A business competitive field has always been one of chaos and unpredictability <although we have always tried to communicate it as more static in SWOT analysis and crap like that>. And if you accept it is more chaotic and unpredictable it will become easier to understand why far too many organizations frequently lack reliable communications up and down the chain of command. As the Army recognizes, and businesses more often should, junior leaders may have to independently make quick decisions upon which battles may be decided and which may have strategic consequences.
In a controlled autonomy the leaders must become more comfortable with some ambiguity and accepting the fact that employees closer to the point of action/decision will be making unsupervised decisions to achieve the organization’s, and leader’s, intent. Simplistically, as the Army suggests is mission command — empowering leaders with the “why” of their task, but leaving the “how” to their imagination.
Well. Suffice it to say … while people like me love that thought & concept most business leaders are scared shitless of it. Frankly, most senior leaders <centralists by management nature> who seek to implement some autonomous aspects don’t set out to deceive anybody. In their heads they know that high degrees of involvement, participation, and autonomy are key elements in high organization performance. But in their hearts, they still crave orderliness, predictability, and control.
They get trapped in the wretched in-between because a central “plan” cannot dictate and bring order to a haphazard, chaotic, unpredictable, and rapidly changing business world – no matter how much we wish it would.
And.

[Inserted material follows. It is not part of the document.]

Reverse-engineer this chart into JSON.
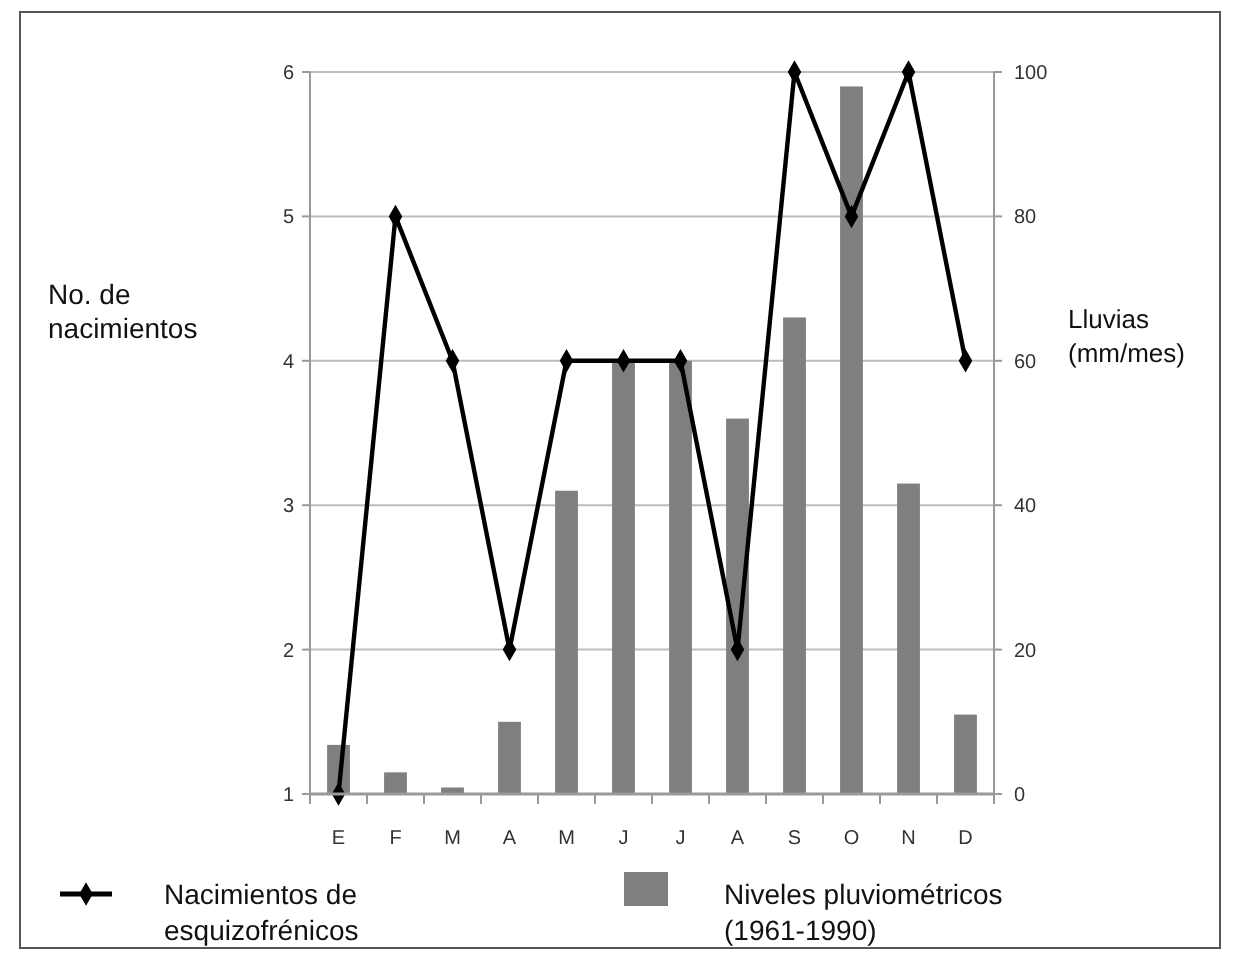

It gets more difficult.
With a continuing stress on “bottom line” or making margins as high as possible leaders fall into the financial analysis trap which encourages anything but autonomy.

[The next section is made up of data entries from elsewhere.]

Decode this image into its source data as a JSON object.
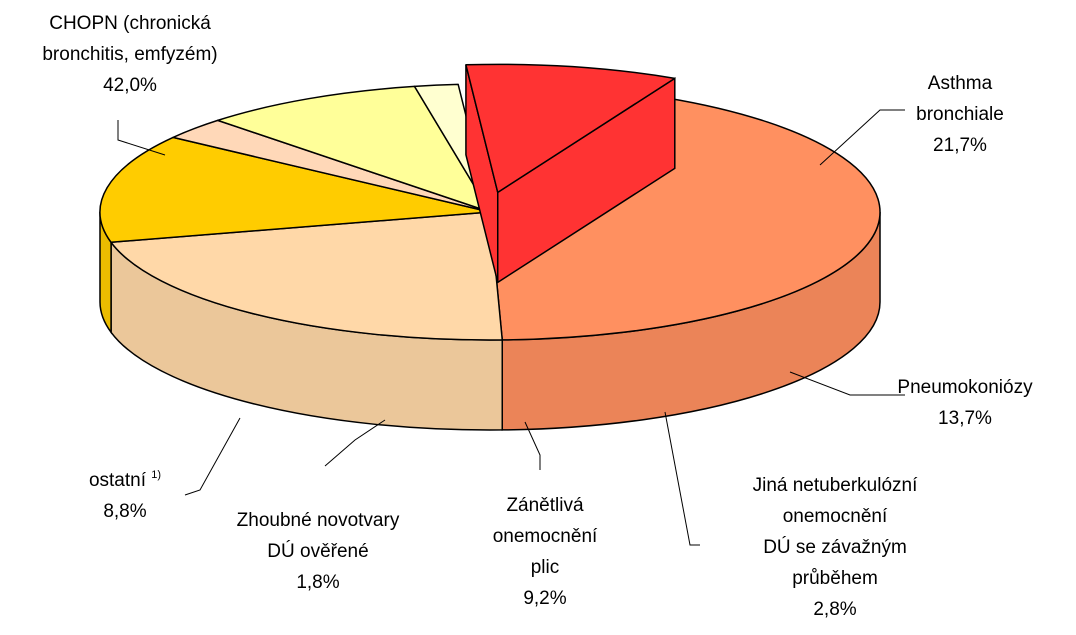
{
  "chart_data": {
    "type": "pie3d",
    "categories": [
      "CHOPN (chronická\nbronchitis, emfyzém)",
      "Asthma\nbronchiale",
      "Pneumokoniózy",
      "Jiná netuberkulózní\nonemocnění\nDÚ se závažným\nprůběhem",
      "Zánětlivá\nonemocnění\nplic",
      "Zhoubné novotvary\nDÚ ověřené",
      "ostatní"
    ],
    "notes": [
      null,
      null,
      null,
      null,
      null,
      null,
      "1)"
    ],
    "values": [
      42.0,
      21.7,
      13.7,
      2.8,
      9.2,
      1.8,
      8.8
    ],
    "value_labels": [
      "42,0%",
      "21,7%",
      "13,7%",
      "2,8%",
      "9,2%",
      "1,8%",
      "8,8%"
    ],
    "colors": [
      "#ff9060",
      "#ffd8a8",
      "#ffcc00",
      "#ffd8b8",
      "#ffff99",
      "#ffffd0",
      "#ff3333"
    ],
    "exploded": [
      6
    ]
  }
}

Financial analysis can clearly show that consolidating and centralizing support services and functions saves money and increases efficiency <in huge PowerPoint graph slides in the conference room> therefore suggesting autonomy is less than efficient.

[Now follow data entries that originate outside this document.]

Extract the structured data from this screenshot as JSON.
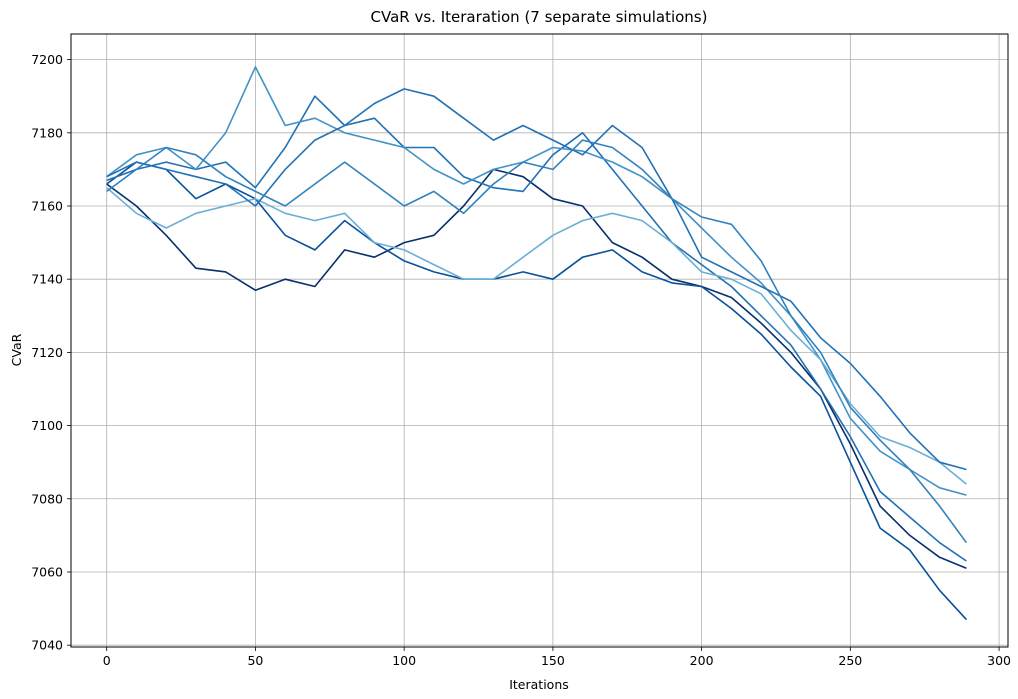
{
  "chart_data": {
    "type": "line",
    "title": "CVaR vs. Iteraration (7 separate simulations)",
    "xlabel": "Iterations",
    "ylabel": "CVaR",
    "xlim": [
      -12,
      303
    ],
    "ylim": [
      7039.5,
      7207.0
    ],
    "xticks": [
      0,
      50,
      100,
      150,
      200,
      250,
      300
    ],
    "yticks": [
      7040,
      7060,
      7080,
      7100,
      7120,
      7140,
      7160,
      7180,
      7200
    ],
    "grid": true,
    "colors": [
      "#08306b",
      "#08519c",
      "#2171b5",
      "#4292c6",
      "#6baed6",
      "#2171b5",
      "#3182bd"
    ],
    "series": [
      {
        "x": [
          0,
          10,
          20,
          30,
          40,
          50,
          60,
          70,
          80,
          90,
          100,
          110,
          120,
          130,
          140,
          150,
          160,
          170,
          180,
          190,
          200,
          210,
          220,
          230,
          240,
          250,
          260,
          270,
          280,
          289
        ],
        "values": [
          7166,
          7160,
          7152,
          7143,
          7142,
          7137,
          7140,
          7138,
          7148,
          7146,
          7150,
          7152,
          7160,
          7170,
          7168,
          7162,
          7160,
          7150,
          7146,
          7140,
          7138,
          7135,
          7128,
          7120,
          7110,
          7095,
          7078,
          7070,
          7064,
          7061
        ]
      },
      {
        "x": [
          0,
          10,
          20,
          30,
          40,
          50,
          60,
          70,
          80,
          90,
          100,
          110,
          120,
          130,
          140,
          150,
          160,
          170,
          180,
          190,
          200,
          210,
          220,
          230,
          240,
          250,
          260,
          270,
          280,
          289
        ],
        "values": [
          7166,
          7172,
          7170,
          7162,
          7166,
          7162,
          7152,
          7148,
          7156,
          7150,
          7145,
          7142,
          7140,
          7140,
          7142,
          7140,
          7146,
          7148,
          7142,
          7139,
          7138,
          7132,
          7125,
          7116,
          7108,
          7090,
          7072,
          7066,
          7055,
          7047
        ]
      },
      {
        "x": [
          0,
          10,
          20,
          30,
          40,
          50,
          60,
          70,
          80,
          90,
          100,
          110,
          120,
          130,
          140,
          150,
          160,
          170,
          180,
          190,
          200,
          210,
          220,
          230,
          240,
          250,
          260,
          270,
          280,
          289
        ],
        "values": [
          7167,
          7170,
          7172,
          7170,
          7172,
          7165,
          7176,
          7190,
          7182,
          7184,
          7176,
          7176,
          7168,
          7165,
          7164,
          7174,
          7180,
          7170,
          7160,
          7150,
          7144,
          7138,
          7130,
          7122,
          7110,
          7097,
          7082,
          7075,
          7068,
          7063
        ]
      },
      {
        "x": [
          0,
          10,
          20,
          30,
          40,
          50,
          60,
          70,
          80,
          90,
          100,
          110,
          120,
          130,
          140,
          150,
          160,
          170,
          180,
          190,
          200,
          210,
          220,
          230,
          240,
          250,
          260,
          270,
          280,
          289
        ],
        "values": [
          7168,
          7174,
          7176,
          7170,
          7180,
          7198,
          7182,
          7184,
          7180,
          7178,
          7176,
          7170,
          7166,
          7170,
          7172,
          7176,
          7175,
          7172,
          7168,
          7162,
          7154,
          7146,
          7139,
          7130,
          7118,
          7102,
          7093,
          7088,
          7083,
          7081
        ]
      },
      {
        "x": [
          0,
          10,
          20,
          30,
          40,
          50,
          60,
          70,
          80,
          90,
          100,
          110,
          120,
          130,
          140,
          150,
          160,
          170,
          180,
          190,
          200,
          210,
          220,
          230,
          240,
          250,
          260,
          270,
          280,
          289
        ],
        "values": [
          7165,
          7158,
          7154,
          7158,
          7160,
          7162,
          7158,
          7156,
          7158,
          7150,
          7148,
          7144,
          7140,
          7140,
          7146,
          7152,
          7156,
          7158,
          7156,
          7150,
          7142,
          7140,
          7136,
          7126,
          7118,
          7106,
          7097,
          7094,
          7090,
          7084
        ]
      },
      {
        "x": [
          0,
          10,
          20,
          30,
          40,
          50,
          60,
          70,
          80,
          90,
          100,
          110,
          120,
          130,
          140,
          150,
          160,
          170,
          180,
          190,
          200,
          210,
          220,
          230,
          240,
          250,
          260,
          270,
          280,
          289
        ],
        "values": [
          7168,
          7172,
          7170,
          7168,
          7166,
          7160,
          7170,
          7178,
          7182,
          7188,
          7192,
          7190,
          7184,
          7178,
          7182,
          7178,
          7174,
          7182,
          7176,
          7162,
          7146,
          7142,
          7138,
          7134,
          7124,
          7117,
          7108,
          7098,
          7090,
          7088
        ]
      },
      {
        "x": [
          0,
          10,
          20,
          30,
          40,
          50,
          60,
          70,
          80,
          90,
          100,
          110,
          120,
          130,
          140,
          150,
          160,
          170,
          180,
          190,
          200,
          210,
          220,
          230,
          240,
          250,
          260,
          270,
          280,
          289
        ],
        "values": [
          7164,
          7170,
          7176,
          7174,
          7168,
          7164,
          7160,
          7166,
          7172,
          7166,
          7160,
          7164,
          7158,
          7166,
          7172,
          7170,
          7178,
          7176,
          7170,
          7162,
          7157,
          7155,
          7145,
          7130,
          7120,
          7105,
          7096,
          7088,
          7078,
          7068
        ]
      }
    ]
  }
}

What doesn’t show up in these analysis are two things:
<1> consolidating & centralizing is most effective & efficient in servicing a static business (note: business is never static)
<2> the inherent alienation, helplessness, and lack of ability to connect with real time customer & market needs or organizational purpose that centralized bureaucracy often brings
I could argue for controlled autonomy for years. And I could begin with the simplest thought that efficiencies may save gobs of money but the processes to do so can be cost you the intangible people energy and passion engine within the organization <and then add in at least 5 additional powerful reasons you, as a business leader, need to suck it up and embrace some ambiguity>.
Controlled autonomy may not be the proper terminology <albeit it offers a more comfortable liminal space fr a lot of existing leadership> but I would encourage all business people to start using the Army as an example and start using “disciplined disobedience” as a management North Star.